The riveting account of Nvidia, the tech company that has exploded in value for its artificial intelligence computing hardware, and Jensen Huang, Nvidia's charismatic, uncompromising CEO In June of 2024, spurred by the frenzy of investment following the launch of ChatGPT, and thirty-one years after its founding in a Denny's restaurant, Nvidia became the most-valuable corporation on Earth. In
The Thinking Machine, acclaimed journalist Stephen Witt recounts the unlikely story of how a manufacturer of video game components shocked Silicon Valley by conquering the market for AI hardware, and in the process re-invented the computer.
Essential to Nvidia's meteoric success is its visionary CEO Jensen Huang, who more than a decade ago, on the basis of a few promising scientific results, bet his entire company on AI. Through unprecedented access to Huang, his friends, his investors, and his employees, Witt documents for the first time the company's epic rise and its iconoclastic CEO, who emerges as a compelling, single-minded, and ferocious leader, and now one of Silicon Valley's most influential figures.
The Thinking Machine is the story of how Nvidia evolved from providing components for circuit boards to supplying hundred-million dollar supercomputers.
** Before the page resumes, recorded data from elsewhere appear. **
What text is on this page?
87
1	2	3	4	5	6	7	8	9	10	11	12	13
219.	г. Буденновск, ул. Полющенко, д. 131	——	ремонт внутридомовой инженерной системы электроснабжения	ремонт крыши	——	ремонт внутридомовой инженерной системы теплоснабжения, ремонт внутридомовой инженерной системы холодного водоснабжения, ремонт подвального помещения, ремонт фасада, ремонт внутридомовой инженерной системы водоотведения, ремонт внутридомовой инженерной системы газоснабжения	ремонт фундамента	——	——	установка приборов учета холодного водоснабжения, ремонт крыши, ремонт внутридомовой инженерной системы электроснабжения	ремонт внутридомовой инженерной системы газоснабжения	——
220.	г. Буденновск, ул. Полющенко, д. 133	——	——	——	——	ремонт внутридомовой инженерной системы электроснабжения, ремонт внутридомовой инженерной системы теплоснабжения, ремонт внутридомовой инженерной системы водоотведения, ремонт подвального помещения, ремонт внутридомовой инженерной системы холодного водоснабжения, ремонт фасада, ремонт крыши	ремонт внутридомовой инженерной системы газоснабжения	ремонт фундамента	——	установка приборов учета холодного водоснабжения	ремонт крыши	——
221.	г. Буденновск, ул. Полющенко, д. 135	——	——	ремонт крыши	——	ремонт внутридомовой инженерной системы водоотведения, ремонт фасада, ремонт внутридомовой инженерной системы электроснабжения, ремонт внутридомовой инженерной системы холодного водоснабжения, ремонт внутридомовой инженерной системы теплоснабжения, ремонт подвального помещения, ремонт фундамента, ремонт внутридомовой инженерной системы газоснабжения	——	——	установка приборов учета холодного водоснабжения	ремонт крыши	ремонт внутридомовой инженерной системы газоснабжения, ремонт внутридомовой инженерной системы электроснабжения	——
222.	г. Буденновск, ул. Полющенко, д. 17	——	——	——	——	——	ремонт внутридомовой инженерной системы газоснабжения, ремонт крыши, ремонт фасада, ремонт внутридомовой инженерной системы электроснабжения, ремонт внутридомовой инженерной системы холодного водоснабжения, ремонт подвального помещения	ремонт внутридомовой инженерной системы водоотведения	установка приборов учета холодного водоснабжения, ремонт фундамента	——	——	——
It is the story of a determined entrepreneur who defied Wall Street to push his radical vision for computing, in the process becoming one of the wealthiest men alive. It is the story of a revolution in computer architecture, and the small group of renegade engineers who made it happen. And it's the story of our awesome and terrifying AI future, which Huang has billed as the "next industrial revolution," as a new kind of microchip unlocks hyper-realistic avatars, autonomous robots, self-driving cars, and new movies, art, and books, generated on command.